Archaeological Investigation 

In pursuit of the artifacts of this community’s humanity, archaeologists established a grid of shovel test pits across a portion of the former plantation during the summer of 2014. What the archaeological dig extracted was the imprints of lost souls. Activities, routines, and lives were conjured in the form of not only ruined building foundations, but also evidence of swept yards, garden walls and objects representing daily life.

Physical vestiges gave clues to the nature of lost building envelopes. Examples include the extensive collections of sizable nails at house sites, which suggested the predominant use of a nailable wall cladding. Conversely, the absence of surviving roofing fabric intimated the use of materials that readily disappear without leaving an archaeological record. Thatch — the use of which was well-documented at similar village sites in enslaved communities — is a roofing system that fits this material profile. In a bid to produce informed interpretations of the architectural discoveries, historical sketches and text descriptions of similar sites were interrogated for parallels to the Good Hope site.

Art and Architecture as Storytelling

From the archaeological findings, a low resolution digital reproduction of the lost landscape was generated. While useful for examining the study area at the macro scale, that model was not particularly effective at exploring or communicating the ultimate project objective — that of interrogating the true texture of resourcefulness and materiality of resilience. For this reason, traditional hand sketches were chosen as a more evocative medium through which these distant, inherited memories would be conveyed.

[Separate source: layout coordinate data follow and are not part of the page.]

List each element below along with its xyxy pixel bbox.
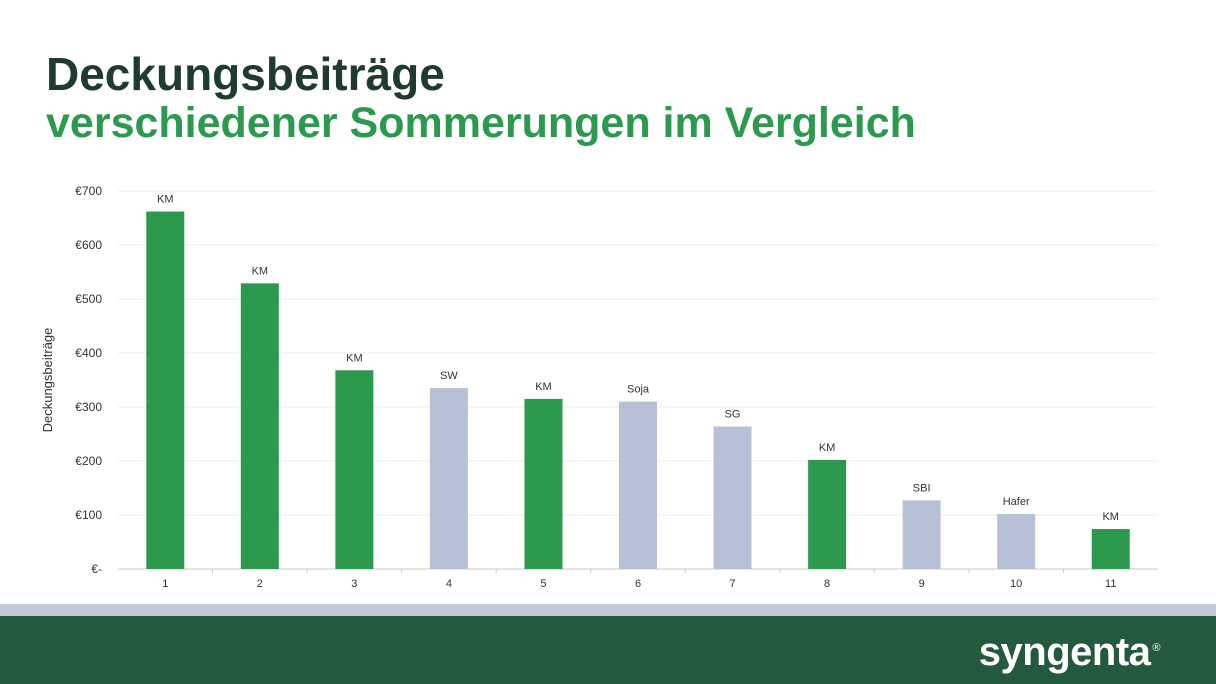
bar <box>240 283 279 569</box>
y-tick-label: €100 <box>75 508 102 522</box>
x-tick-label: 3 <box>351 578 357 590</box>
logo-registered-mark: ® <box>1152 641 1160 654</box>
x-tick-label: 7 <box>729 578 735 590</box>
bar <box>997 513 1036 569</box>
x-tick-label: 6 <box>635 578 641 590</box>
y-tick-label: €400 <box>75 346 102 360</box>
page-title: Deckungsbeiträge <box>46 48 445 100</box>
bar-label: SG <box>725 408 741 420</box>
bar-label: SBI <box>913 482 931 494</box>
bar <box>1091 529 1130 569</box>
bar-label: KM <box>157 194 174 206</box>
bar <box>619 401 657 569</box>
bar-label: KM <box>252 265 269 277</box>
x-tick-label: 1 <box>162 578 168 590</box>
bar <box>808 459 847 569</box>
x-tick-label: 9 <box>919 578 925 590</box>
bar-label: KM <box>535 381 552 393</box>
chart-bars <box>146 211 1130 569</box>
x-tick-label: 10 <box>1010 578 1022 590</box>
bar <box>902 500 941 569</box>
bar <box>713 426 752 569</box>
bar <box>335 370 374 569</box>
bar <box>429 388 468 569</box>
y-tick-label: €- <box>91 562 102 576</box>
x-tick-label: 2 <box>257 578 263 590</box>
bar <box>524 398 563 569</box>
bar-chart: €-€100€200€300€400€500€600€700 KMKMKMSWK… <box>40 184 1158 590</box>
x-tick-label: 11 <box>1105 578 1116 590</box>
y-tick-label: €500 <box>75 292 102 306</box>
page-subtitle: verschiedener Sommerungen im Vergleich <box>46 99 916 147</box>
y-tick-label: €700 <box>75 184 102 198</box>
bar-label: KM <box>1102 511 1119 523</box>
y-tick-label: €600 <box>75 238 102 252</box>
bar-label: Soja <box>627 384 650 396</box>
y-tick-label: €300 <box>75 400 102 414</box>
footer-bar: syngenta ® <box>0 616 1216 684</box>
syngenta-logo: syngenta ® <box>978 630 1161 675</box>
x-tick-label: 8 <box>824 578 830 590</box>
bar <box>146 211 185 569</box>
footer-stripe <box>0 604 1216 616</box>
y-tick-label: €200 <box>75 454 102 468</box>
x-axis-ticks: 1 2 3 4 5 6 7 8 9 10 11 <box>162 569 1116 590</box>
y-axis-label: Deckungsbeiträge <box>40 328 55 433</box>
bar-label: KM <box>346 352 363 364</box>
bar-label: KM <box>819 442 836 454</box>
logo-text: syngenta <box>978 630 1151 674</box>
bar-label: Hafer <box>1003 496 1030 508</box>
x-tick-label: 5 <box>540 578 546 590</box>
bar-labels: KM KM KM SW KM Soja SG KM SBI Hafer KM <box>157 194 1119 524</box>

A reconstructed aerial view was used to provide an overview of the study area. While it is largely illustrative of architectural expression, it also introduced ideas about the act of occupying space itself. Subdivided yards suggested well-articulated outdoor use patterns, with cultivated grounds and outdoor cooking areas possibly occupying distinct zones within the yard. Drawings also expressed ruminations on unanswered questions. Houses clustered around a communal yard, for example, raised questions about the nature of kinship in a community where families could have been easily fractured by the sale of human beings.

In an effort to further emphasize the humanity in the lived experiences associated with the site, other examinations of historical records focussed on depicting the enslaved inhabitants of these spaces. Research also served to inform the depiction of archaeological objects, and the unearthed memory of interactions between these objects and the souls that once shaped and used them. The product was a series of windows into the resulting interpretation of the domestic lives of Good Hope’s enslaved people. Here, for example, yard spaces could be properly depicted as places of fortitude and resilience — as spaces that housed efforts towards self-sustenance, in spite of the state of forced labor in service to John Tharp.

Some scenes explore the overlapping of plantation occupations such as farriering and blacksmithing with the village site, an example of the perpetual intrusions of forced work into the enslaved peoples’ daily lives.

Other scenes imagine the nature of communal outdoor living, as well the implications of topography on the lives of the village inhabitants. Situated within a depression in the landscape, bounded by an elevated main roadway, the village location would have given plantation authorities sweeping views of the people they oppressed.

Some scenes further explore the possible uses of topography extending beyond surveillance into the very acts of regimenting forced labor.

These acts of truth-telling culminated in the physical occupation of space through the partial recreation of this largely lost, but vocal landscape. The recreation is devoid of costumed docents and overbearing interpretive material — a result of an ongoing examination of the manner in which the site may be most effectively expounded upon. The ultimate objective is that the site will be subtly and reverently shaped to facilitate quiet contemplation and reflection, and consider not only the challenges that Jamaicans have faced, but also the vehement victory over these hardships that the country rightly chooses to celebrate.